LAS VEGAS -- Super Mobility Week -- AT&T's Kris Rinne says that the carrier is working with several other operators on enabling direct voice-over-LTE calls between their networks.
Rinne, senior vice president of network and product planning at AT&T Inc. (NYSE: T), was nominally at the re-branded CTIA show to talk in her role as the chairperson of the 4G Americas board of governors -- of which, more later. It seemed like a good opportunity, however, to ask a little about AT&T's VoLTE progress.
Particularly as Apple Inc. (Nasdaq: AAPL) has just unveiled the iPhone 6 with VoLTE onboard.
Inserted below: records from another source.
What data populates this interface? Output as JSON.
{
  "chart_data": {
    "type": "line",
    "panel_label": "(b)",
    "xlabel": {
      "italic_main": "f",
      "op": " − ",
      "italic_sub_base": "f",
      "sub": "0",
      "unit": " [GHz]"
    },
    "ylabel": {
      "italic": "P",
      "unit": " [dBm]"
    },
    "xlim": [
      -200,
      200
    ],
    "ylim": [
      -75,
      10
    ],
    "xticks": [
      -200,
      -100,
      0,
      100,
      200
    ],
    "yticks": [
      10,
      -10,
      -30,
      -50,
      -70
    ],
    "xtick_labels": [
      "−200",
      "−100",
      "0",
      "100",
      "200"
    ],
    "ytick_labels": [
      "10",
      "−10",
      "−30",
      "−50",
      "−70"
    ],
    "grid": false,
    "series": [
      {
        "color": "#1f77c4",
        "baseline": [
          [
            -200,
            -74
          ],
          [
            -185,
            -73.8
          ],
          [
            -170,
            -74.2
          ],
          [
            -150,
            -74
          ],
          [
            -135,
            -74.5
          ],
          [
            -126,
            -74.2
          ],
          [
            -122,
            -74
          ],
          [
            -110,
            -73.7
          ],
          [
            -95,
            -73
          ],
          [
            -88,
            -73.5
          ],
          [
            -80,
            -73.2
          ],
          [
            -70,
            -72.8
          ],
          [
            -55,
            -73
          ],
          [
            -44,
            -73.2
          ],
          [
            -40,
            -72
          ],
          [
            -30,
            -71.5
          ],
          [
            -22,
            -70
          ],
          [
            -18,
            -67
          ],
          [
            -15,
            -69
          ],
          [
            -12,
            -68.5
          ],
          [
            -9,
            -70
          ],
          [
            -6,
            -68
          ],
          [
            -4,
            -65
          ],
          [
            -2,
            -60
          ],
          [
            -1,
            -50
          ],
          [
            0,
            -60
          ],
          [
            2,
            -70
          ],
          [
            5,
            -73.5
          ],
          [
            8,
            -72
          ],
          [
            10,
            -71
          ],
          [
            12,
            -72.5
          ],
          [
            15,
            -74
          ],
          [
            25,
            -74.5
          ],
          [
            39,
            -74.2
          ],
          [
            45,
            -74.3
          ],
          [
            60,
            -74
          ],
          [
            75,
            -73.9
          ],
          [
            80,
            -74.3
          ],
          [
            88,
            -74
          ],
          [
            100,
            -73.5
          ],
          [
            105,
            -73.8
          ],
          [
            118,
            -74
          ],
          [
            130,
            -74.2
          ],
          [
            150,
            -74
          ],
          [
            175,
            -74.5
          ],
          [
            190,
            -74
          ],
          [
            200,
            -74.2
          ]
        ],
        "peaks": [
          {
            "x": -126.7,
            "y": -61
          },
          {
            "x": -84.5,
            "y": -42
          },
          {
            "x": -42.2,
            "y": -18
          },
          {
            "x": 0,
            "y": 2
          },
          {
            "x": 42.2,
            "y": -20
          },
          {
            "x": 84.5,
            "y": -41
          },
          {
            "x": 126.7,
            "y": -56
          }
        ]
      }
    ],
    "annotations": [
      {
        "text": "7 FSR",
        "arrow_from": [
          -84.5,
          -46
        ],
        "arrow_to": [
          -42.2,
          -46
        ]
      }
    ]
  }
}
Samsung Corp. 's Galaxy S5 is one of the devices that already has the 4G voice capability, Rinne noted. (See Apple's New iPhones Have 20 LTE Bands, VoLTE).
"We've already got several compatible devices available already, and more coming for the holidays," Rinne says.
AT&T said in May that it is launching VoLTE in selected areas of Illinois, Indiana, Minnesota and Wisconsin. "We primarily started in the Chicago area," Rinne tells Light Reading.
AT&T is taking a market-by-market upgrade approach with VoLTE. "We can do that because we have handover capabilities with the UMTS network," she says.
What she means is that GSM-based carriers such as AT&T and T-Mobile US Inc. are able to use a newer feature of LTE called single-radio voice call continuity (eSRVCC) that allows users to move between VoLTE and a 2G/3G connection without dropping the call. Rival Verizon Wireless is instead doing a VoLTE launch across its full 4G footprint, because eSRVCC isn't available for CDMA-based networks.
Nonetheless, AT&T still has to do work with each LTE market to ensure it can support VoLTE. Rinne explains that, in particular, in today's LTE network the download rates tend to much higher than the upload rates. "In a VoLTE environment that needs to be symmetrical," she notes. The operator is adding in e911 emergency call support as it moves between markets.
VoLTE will also require a raft of new interoperability work, because without SIP trunking agreements and other tweaks, you can't make VoLTE calls to other operators' networks right now. Rinne says that AT&T is doing "lab-to-lab tests" on VoLTE interoperation right now with several operators. She states that such interoperability will benefit the whole industry.
"That is something that we're working across the industry on -- getting that all-IP interoperability."
VoLTE is further on at AT&T than multicast video at the moment. eMBMS (evolved Multimedia Broadcast Multicast Services) -- also known as multicast or broadcast LTE -- allows an operator to stream video to many more users than the network can support today.
"We've been doing some technology evaluation in that regard," Rinne says. "That's a 2015 or 2015-plus timeframe for us."
So, Rinne is not going to be the one spearheading that work, as she has with much of AT&T's LTE development so far and network upgrades before that. It was recently confirmed that Rinne plans to retire at the end of November. (See AT&T's Kris Rinne to Retire.)
She tells us that she isn't planning to look for another role in tech after she leaves AT&T: "I already have the best job." she says.
"I really hope to be able to take some of the technology and management skills I’ve learned at AT&T and use them to help give back to the community and my church," she tells Light Reading.